Les Ballets C de la B in TAUBERBACH © Chris Van der Burght
Les Ballets C de la B in TAUBERBACH
© Chris Van der Burght

The curtains opened to a stage stripped back to its bones; lighting rigs hung at half mast, the stage piled high with five tons of old clothes, microphones hanging directly down to the performers' head-height. We hear the incessant buzzing of fat blowflies circling lazily.

In the midst of this eerie dystopia, actor Elsie de Brauw launches into a monologue as she stomps through the piles of garments, picking up a jacket here, a hairbrush there, stashing things away in her pocket. As the monologue progresses, it builds a compelling picture of a dispossessed woman who oscillates wildly in her behaviour and attitude, between statements of rage ranging from “MY EAR IS NOT A TOILET!” and “I do not agree with life” through the more pacific, almost serene: “I was conceived like this. I was born like this. I'm perfect.” A pre-recorded voice answers, dishing out insults in a cool mechanical tone. Is it a voice inside her head? Is it God?

Les Ballets C de la B founder, choreographer and director Alain Platel came to choreography rather late, having started his career in the field of psychology and pedagogy working as a remedial teacher at a cerebral palsy centre for children. His interest in social issues and the people living on the fringes of the community remains, and infuses his work.

Tauberbach draws its primary inspiration from a Marcos Prado documentary, Estimera, a film about the life of a schizophrenic woman in Brazil who ekes out an existence in a garbage dump. However, rather than creating a strict adaptation, Tauberbach uses the story as a leaping off point, as a means of talking about more universal concerns. The music comes from Polish artist Arthur Zmijewski, who used a choir of deaf-mute children singing Bach to create a soundscape that was both discordent and ambiguous.

The dancers – Bérengère Bodin, Lisi Estaras, Ross McCormack, Romeu Runa and Elie Tass – explore their world with a childlike and childish inhibition; playing absurd dress-ups in the cast off clothes, imitating curious sexual acts and sometimes slipping into ad hoc violence. Their bodies distort and shake with palsied articulations, they hang precariously off the lighting rig and fall into pillowy mounds of clothing.

All six of the performers were committed, fearless and at the height of their powers.
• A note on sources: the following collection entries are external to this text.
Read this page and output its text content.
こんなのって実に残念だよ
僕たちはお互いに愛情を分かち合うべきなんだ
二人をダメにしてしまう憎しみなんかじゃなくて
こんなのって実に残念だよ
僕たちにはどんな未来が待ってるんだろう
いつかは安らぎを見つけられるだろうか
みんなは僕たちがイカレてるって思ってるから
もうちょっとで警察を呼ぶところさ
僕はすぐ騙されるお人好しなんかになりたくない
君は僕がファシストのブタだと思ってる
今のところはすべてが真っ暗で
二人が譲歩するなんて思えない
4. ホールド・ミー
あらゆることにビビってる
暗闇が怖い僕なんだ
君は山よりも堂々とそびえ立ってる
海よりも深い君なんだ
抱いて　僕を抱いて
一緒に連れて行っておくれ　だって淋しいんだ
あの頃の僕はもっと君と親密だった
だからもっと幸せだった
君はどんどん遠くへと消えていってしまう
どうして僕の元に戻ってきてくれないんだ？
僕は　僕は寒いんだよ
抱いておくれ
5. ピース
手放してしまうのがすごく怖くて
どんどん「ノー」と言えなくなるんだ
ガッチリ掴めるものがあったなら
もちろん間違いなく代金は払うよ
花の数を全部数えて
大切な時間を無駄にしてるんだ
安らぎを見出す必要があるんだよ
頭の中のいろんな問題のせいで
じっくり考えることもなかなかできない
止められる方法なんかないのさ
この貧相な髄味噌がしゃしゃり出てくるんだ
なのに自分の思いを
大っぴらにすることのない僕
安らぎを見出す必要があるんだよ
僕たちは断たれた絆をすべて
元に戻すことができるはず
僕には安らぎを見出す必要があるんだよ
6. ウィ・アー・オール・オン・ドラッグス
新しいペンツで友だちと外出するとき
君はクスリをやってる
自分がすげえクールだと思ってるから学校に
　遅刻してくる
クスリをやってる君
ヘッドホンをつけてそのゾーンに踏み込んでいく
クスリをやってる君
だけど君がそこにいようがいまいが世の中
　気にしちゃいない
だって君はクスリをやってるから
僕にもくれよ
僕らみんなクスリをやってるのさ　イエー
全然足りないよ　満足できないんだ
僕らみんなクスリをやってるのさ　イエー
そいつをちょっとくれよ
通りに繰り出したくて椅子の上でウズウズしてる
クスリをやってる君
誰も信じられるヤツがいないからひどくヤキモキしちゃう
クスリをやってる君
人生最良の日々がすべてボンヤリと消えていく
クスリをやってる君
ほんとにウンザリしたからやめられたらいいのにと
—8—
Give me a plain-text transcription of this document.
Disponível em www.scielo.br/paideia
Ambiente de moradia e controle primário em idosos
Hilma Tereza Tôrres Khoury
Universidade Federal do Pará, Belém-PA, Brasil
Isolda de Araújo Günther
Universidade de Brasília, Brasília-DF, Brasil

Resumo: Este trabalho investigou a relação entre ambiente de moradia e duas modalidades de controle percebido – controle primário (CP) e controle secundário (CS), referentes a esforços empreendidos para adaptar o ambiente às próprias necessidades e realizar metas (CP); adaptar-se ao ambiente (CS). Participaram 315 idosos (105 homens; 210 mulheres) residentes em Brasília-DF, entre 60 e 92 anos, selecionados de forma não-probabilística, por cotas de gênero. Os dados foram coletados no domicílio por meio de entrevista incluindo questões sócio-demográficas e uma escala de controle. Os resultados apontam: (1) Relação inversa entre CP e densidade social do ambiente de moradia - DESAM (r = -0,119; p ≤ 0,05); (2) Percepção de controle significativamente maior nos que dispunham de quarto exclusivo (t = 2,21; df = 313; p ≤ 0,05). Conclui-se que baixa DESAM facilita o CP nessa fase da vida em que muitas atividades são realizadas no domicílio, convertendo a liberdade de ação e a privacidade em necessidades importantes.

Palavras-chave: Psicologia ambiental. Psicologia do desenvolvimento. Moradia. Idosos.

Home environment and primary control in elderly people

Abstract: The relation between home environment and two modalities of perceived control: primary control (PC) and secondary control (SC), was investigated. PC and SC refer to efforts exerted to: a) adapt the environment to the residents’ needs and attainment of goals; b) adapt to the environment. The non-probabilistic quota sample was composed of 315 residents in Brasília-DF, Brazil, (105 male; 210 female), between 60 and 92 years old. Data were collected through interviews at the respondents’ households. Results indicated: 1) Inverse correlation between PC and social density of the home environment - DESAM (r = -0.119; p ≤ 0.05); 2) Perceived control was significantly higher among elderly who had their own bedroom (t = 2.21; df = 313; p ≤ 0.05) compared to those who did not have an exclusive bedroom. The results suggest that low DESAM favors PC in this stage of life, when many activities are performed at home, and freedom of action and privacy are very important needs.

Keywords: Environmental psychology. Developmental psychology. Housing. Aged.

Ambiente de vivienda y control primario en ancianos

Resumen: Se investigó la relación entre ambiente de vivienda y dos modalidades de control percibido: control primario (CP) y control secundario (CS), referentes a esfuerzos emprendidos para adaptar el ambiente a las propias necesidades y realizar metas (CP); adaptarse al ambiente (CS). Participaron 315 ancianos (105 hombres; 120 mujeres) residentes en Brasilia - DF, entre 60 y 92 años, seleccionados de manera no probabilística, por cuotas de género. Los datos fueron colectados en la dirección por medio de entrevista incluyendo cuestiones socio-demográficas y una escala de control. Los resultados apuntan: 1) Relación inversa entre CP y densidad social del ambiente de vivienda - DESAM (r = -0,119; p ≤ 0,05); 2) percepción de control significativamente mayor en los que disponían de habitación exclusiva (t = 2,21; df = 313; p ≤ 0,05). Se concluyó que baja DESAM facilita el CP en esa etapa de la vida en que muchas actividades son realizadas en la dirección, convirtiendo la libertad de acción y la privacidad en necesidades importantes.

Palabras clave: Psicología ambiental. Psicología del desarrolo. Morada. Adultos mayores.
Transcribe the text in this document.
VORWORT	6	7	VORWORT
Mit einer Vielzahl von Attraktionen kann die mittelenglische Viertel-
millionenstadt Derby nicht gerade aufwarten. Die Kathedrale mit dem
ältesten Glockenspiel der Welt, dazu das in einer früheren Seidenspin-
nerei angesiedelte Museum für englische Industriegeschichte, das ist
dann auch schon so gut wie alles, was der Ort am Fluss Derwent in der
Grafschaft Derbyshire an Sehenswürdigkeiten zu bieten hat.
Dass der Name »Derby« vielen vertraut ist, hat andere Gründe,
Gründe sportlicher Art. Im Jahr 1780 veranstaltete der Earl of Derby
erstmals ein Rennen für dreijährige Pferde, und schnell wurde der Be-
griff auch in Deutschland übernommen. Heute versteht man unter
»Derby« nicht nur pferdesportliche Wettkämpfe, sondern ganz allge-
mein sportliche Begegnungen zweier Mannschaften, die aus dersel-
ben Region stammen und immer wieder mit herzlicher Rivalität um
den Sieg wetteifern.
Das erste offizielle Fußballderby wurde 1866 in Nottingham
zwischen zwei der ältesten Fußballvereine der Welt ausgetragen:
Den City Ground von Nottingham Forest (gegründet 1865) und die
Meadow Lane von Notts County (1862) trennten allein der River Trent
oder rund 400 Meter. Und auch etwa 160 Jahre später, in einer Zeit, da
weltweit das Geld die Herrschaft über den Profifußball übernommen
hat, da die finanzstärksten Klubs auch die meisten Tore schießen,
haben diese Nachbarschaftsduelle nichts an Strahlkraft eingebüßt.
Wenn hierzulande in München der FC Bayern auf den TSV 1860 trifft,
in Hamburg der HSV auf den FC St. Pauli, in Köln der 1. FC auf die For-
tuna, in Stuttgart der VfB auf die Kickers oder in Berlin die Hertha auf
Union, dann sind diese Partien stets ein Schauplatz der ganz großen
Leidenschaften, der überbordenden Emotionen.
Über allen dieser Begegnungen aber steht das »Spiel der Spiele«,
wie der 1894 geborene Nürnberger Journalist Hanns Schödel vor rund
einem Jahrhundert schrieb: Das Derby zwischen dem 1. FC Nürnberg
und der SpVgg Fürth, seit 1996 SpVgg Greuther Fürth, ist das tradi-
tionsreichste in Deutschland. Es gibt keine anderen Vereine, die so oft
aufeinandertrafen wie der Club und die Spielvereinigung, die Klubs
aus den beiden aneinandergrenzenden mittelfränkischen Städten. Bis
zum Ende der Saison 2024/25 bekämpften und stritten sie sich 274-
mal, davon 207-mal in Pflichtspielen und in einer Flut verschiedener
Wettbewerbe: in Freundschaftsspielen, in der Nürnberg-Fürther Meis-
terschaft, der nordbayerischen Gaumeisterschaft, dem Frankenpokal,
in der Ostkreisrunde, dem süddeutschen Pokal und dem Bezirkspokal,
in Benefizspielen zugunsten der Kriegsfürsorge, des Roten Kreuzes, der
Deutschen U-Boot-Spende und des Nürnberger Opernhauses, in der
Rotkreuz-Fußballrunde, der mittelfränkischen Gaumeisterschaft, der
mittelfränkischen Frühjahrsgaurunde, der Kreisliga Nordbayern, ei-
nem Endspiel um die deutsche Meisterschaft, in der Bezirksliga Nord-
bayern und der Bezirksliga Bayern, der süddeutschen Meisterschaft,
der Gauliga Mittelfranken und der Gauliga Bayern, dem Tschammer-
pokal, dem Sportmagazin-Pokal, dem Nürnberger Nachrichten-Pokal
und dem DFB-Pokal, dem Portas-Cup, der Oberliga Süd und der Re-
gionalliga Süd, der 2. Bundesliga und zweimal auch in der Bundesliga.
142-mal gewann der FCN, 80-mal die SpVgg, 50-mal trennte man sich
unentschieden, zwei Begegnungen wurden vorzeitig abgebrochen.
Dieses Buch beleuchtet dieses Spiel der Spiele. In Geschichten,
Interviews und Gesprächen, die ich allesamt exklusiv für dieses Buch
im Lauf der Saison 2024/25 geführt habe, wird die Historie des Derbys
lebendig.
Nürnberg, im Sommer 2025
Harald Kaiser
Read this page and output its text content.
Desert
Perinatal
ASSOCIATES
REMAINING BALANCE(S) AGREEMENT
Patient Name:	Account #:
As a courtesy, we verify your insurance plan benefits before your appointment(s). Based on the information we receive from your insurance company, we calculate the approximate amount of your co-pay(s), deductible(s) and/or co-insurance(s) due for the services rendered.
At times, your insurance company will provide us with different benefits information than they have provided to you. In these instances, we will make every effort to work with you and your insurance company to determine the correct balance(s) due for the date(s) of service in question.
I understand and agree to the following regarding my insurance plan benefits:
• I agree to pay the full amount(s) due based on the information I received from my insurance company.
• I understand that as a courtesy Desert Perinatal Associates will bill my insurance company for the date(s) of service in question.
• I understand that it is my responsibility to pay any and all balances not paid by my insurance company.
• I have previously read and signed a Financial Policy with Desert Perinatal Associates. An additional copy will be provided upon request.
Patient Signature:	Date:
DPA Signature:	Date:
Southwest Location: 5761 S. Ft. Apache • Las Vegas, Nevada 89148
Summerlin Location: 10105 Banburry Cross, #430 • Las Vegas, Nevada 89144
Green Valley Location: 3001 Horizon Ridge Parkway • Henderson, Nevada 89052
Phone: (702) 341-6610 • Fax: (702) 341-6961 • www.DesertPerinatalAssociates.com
They embodied the incredible capacity of humans to survive under extreme conditions, and each managed to bring a certain individuality to the piece. Although all were excellent, three in particular stood out: Elsie de Brauw, Lisi Estaras and Ross McCormack.

The dutch actress de Brauw gave an immaculate performance, and it is almost impossible to imagine Tauberbach without her. The gravel-voiced redhead held a defiant air throughout, but the subtleties of her performance really gave life, definition, and of course a narrative arc to the world of Tauberbach.

My eye was often drawn to Lisi Estaras, who played ingenue, nymphomaniac, and lunatic with an equal sense of attack.

A touch of levity was provided by Ross McCormack, who mimes a scene employing a set of imaginary weapons – a machine gun, a knife, a grenade, a malfunctioning spear – and sets upon his mission of murdering his cohorts (and his audience) with alacrity. How is it that, in the world of C de la B, the most violent scenes are often the funniest? This paradox seems to be at the centre of the entire piece; a tenuous balancing act between the mundane, the tragic, the hilarious and the erotic.

At over 90 minutes long with no intermission and some heavy subjects to explore, Tauberbach is challenging for the audience – as it is for the dancers. But worth the effort if you have even a medium threshold for the avant-garde; Alain Platel's gift for finding the intrinsic beauty in a world of ugliness had me glued to my seat. A triumph.